We are now into details. Details for the wedding, details of doctors’ appointments, details of gardening and details of how many when where and what. This wedding is very loosely organized and we have no idea how many people will come on what day. The only thing we know for sure is that the bride and her mother and sister have nice dresses and there are rings, there is a cake, a Senegalese band and Lebanese food. The rest feel rather improvised.

I got the silver shoes and other parts of my wedding attire, plus some more. I relish the summer dresses I can wear with arms and legs exposed in the hot late summer sun.

We are now into details such as fireworks and the bridal bouquet. Tessa and I went to get fireworks (of the innocent kind) in New Hampshire and I am going to check on the internet how to make a bridal bouquet. If you can learn from the internet how to make bombs and IEDs I bet you can also learn how to make a bouquet for a bride.

On our way to New Hampshire Tessa and I stopped in Newburyport (for the silver shoes) and lunch with Chuck and Anne in a lovely upmarket sandwich place.

We picked up the last of the summer plants, and the first of the fall plants to pretty up the empty spaces of our late summer yard, at Tendercrop Farms, a lovely ‘back-to-the-land’ kind of place that produces most of what it sells.

For Axel we bought large chunks of beef to be cooked rare – it is something missing in our Kabul diet. When Tessa suggested some nicely marinated chicken I surprised her by saying in a sharp voice, no, no chicken, we are sick of chicken. This needed some explanation: the chicken we eat in Kabul is cooked into dry shreds that stick between your teeth, after having been flown in, frozen, all the way from Brazil.

My sister, husband and their daughter were supposed to have arrived by plane from Brussels and by car from New York yesterday evening but because of late arrival in NYC, decided to spend the night in Connecticut. They are the only ones from the Dutch side of the family. I am very happy they were able to come. It’s a long trip for a wedding.

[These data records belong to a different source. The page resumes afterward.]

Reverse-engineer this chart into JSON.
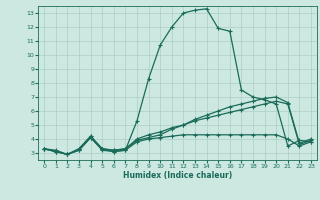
{
  "xlabel": "Humidex (Indice chaleur)",
  "xlim": [
    -0.5,
    23.5
  ],
  "ylim": [
    2.5,
    13.5
  ],
  "bg_color": "#cce8e0",
  "line_color": "#1a6b5a",
  "grid_color": "#aacfc5",
  "xticks": [
    0,
    1,
    2,
    3,
    4,
    5,
    6,
    7,
    8,
    9,
    10,
    11,
    12,
    13,
    14,
    15,
    16,
    17,
    18,
    19,
    20,
    21,
    22,
    23
  ],
  "yticks": [
    3,
    4,
    5,
    6,
    7,
    8,
    9,
    10,
    11,
    12,
    13
  ],
  "line1_x": [
    0,
    1,
    2,
    3,
    4,
    5,
    6,
    7,
    8,
    9,
    10,
    11,
    12,
    13,
    14,
    15,
    16,
    17,
    18,
    19,
    20,
    21,
    22,
    23
  ],
  "line1_y": [
    3.3,
    3.1,
    2.9,
    3.2,
    4.1,
    3.2,
    3.1,
    3.2,
    5.3,
    8.3,
    10.7,
    12.0,
    13.0,
    13.2,
    13.3,
    11.9,
    11.7,
    7.5,
    7.0,
    6.8,
    6.5,
    3.5,
    3.9,
    3.8
  ],
  "line2_x": [
    0,
    1,
    2,
    3,
    4,
    5,
    6,
    7,
    8,
    9,
    10,
    11,
    12,
    13,
    14,
    15,
    16,
    17,
    18,
    19,
    20,
    21,
    22,
    23
  ],
  "line2_y": [
    3.3,
    3.1,
    2.9,
    3.2,
    4.1,
    3.3,
    3.1,
    3.2,
    3.8,
    4.0,
    4.1,
    4.2,
    4.3,
    4.3,
    4.3,
    4.3,
    4.3,
    4.3,
    4.3,
    4.3,
    4.3,
    4.0,
    3.5,
    3.8
  ],
  "line3_x": [
    0,
    1,
    2,
    3,
    4,
    5,
    6,
    7,
    8,
    9,
    10,
    11,
    12,
    13,
    14,
    15,
    16,
    17,
    18,
    19,
    20,
    21,
    22,
    23
  ],
  "line3_y": [
    3.3,
    3.1,
    2.9,
    3.3,
    4.2,
    3.3,
    3.2,
    3.3,
    4.0,
    4.3,
    4.5,
    4.8,
    5.0,
    5.3,
    5.5,
    5.7,
    5.9,
    6.1,
    6.3,
    6.5,
    6.7,
    6.5,
    3.6,
    3.9
  ],
  "line4_x": [
    0,
    1,
    2,
    3,
    4,
    5,
    6,
    7,
    8,
    9,
    10,
    11,
    12,
    13,
    14,
    15,
    16,
    17,
    18,
    19,
    20,
    21,
    22,
    23
  ],
  "line4_y": [
    3.3,
    3.2,
    2.9,
    3.3,
    4.2,
    3.3,
    3.2,
    3.3,
    3.9,
    4.1,
    4.3,
    4.7,
    5.0,
    5.4,
    5.7,
    6.0,
    6.3,
    6.5,
    6.7,
    6.9,
    7.0,
    6.6,
    3.7,
    4.0
  ]
}
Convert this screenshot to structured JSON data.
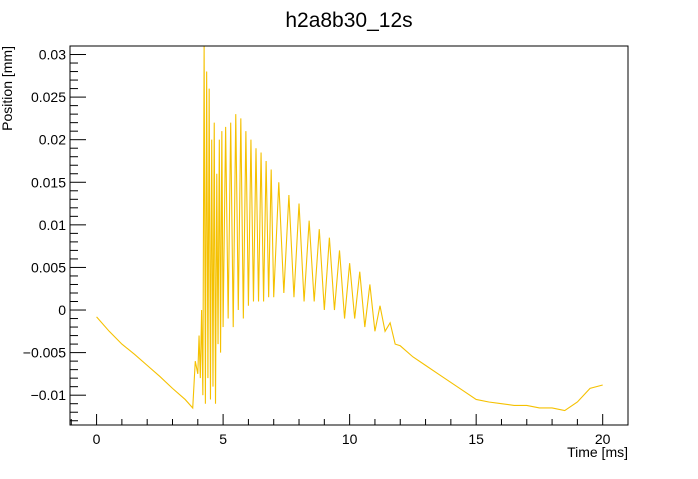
{
  "chart_data": {
    "type": "line",
    "title": "h2a8b30_12s",
    "xlabel": "Time [ms]",
    "ylabel": "Position [mm]",
    "xlim": [
      -1.05,
      21.0
    ],
    "ylim": [
      -0.0135,
      0.031
    ],
    "x_ticks": [
      0,
      5,
      10,
      15,
      20
    ],
    "x_tick_labels": [
      "0",
      "5",
      "10",
      "15",
      "20"
    ],
    "y_ticks": [
      -0.01,
      -0.005,
      0,
      0.005,
      0.01,
      0.015,
      0.02,
      0.025,
      0.03
    ],
    "y_tick_labels": [
      "−0.01",
      "−0.005",
      "0",
      "0.005",
      "0.01",
      "0.015",
      "0.02",
      "0.025",
      "0.03"
    ],
    "grid": false,
    "series": [
      {
        "color": "#f5c100",
        "x": [
          0.0,
          0.5,
          1.0,
          1.5,
          2.0,
          2.5,
          3.0,
          3.5,
          3.8,
          3.9,
          4.0,
          4.05,
          4.1,
          4.15,
          4.2,
          4.25,
          4.3,
          4.35,
          4.4,
          4.45,
          4.5,
          4.55,
          4.6,
          4.65,
          4.7,
          4.75,
          4.8,
          4.85,
          4.9,
          4.95,
          5.0,
          5.1,
          5.2,
          5.3,
          5.4,
          5.5,
          5.6,
          5.7,
          5.8,
          5.9,
          6.0,
          6.1,
          6.2,
          6.3,
          6.4,
          6.5,
          6.6,
          6.7,
          6.8,
          6.9,
          7.0,
          7.2,
          7.4,
          7.6,
          7.8,
          8.0,
          8.2,
          8.4,
          8.6,
          8.8,
          9.0,
          9.2,
          9.4,
          9.6,
          9.8,
          10.0,
          10.2,
          10.4,
          10.6,
          10.8,
          11.0,
          11.2,
          11.4,
          11.6,
          11.8,
          12.0,
          12.5,
          13.0,
          13.5,
          14.0,
          14.5,
          15.0,
          15.5,
          16.0,
          16.5,
          17.0,
          17.5,
          18.0,
          18.5,
          19.0,
          19.5,
          20.0
        ],
        "y": [
          -0.0008,
          -0.0025,
          -0.004,
          -0.0052,
          -0.0065,
          -0.0078,
          -0.0092,
          -0.0105,
          -0.0115,
          -0.006,
          -0.0075,
          -0.003,
          -0.008,
          0.0,
          -0.01,
          0.031,
          -0.011,
          0.028,
          -0.008,
          0.026,
          -0.0105,
          0.02,
          -0.009,
          0.022,
          -0.011,
          0.016,
          -0.004,
          0.02,
          -0.005,
          0.021,
          -0.002,
          0.0215,
          -0.001,
          0.022,
          -0.002,
          0.023,
          0.0,
          0.0225,
          -0.001,
          0.021,
          0.0005,
          0.02,
          0.001,
          0.019,
          0.001,
          0.0185,
          0.001,
          0.0175,
          0.0015,
          0.0165,
          0.0015,
          0.015,
          0.002,
          0.0135,
          0.0015,
          0.0125,
          0.001,
          0.0105,
          0.001,
          0.0095,
          0.0,
          0.0085,
          0.0,
          0.007,
          -0.001,
          0.0055,
          -0.001,
          0.0045,
          -0.002,
          0.003,
          -0.0025,
          0.0005,
          -0.0025,
          -0.0015,
          -0.004,
          -0.0042,
          -0.0055,
          -0.0065,
          -0.0075,
          -0.0085,
          -0.0095,
          -0.0105,
          -0.0108,
          -0.011,
          -0.0112,
          -0.0112,
          -0.0115,
          -0.0115,
          -0.0118,
          -0.0108,
          -0.0092,
          -0.0088
        ]
      }
    ]
  }
}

And while we are busy with the last small details for the wedding, daily emails arrive from ANSO (the organization that tracks ‘security events’ in Afghanistan for us, NGO workers). The run-up to the elections is in full swing now with kidnappings, illegal checkpoints, IEDs and other attacks on people who are trying to get themselves or others elected. They too are into details, but of a different nature, and some are paying with their lives.

I am in a different world now and these events are, quite literally, very far from my bed.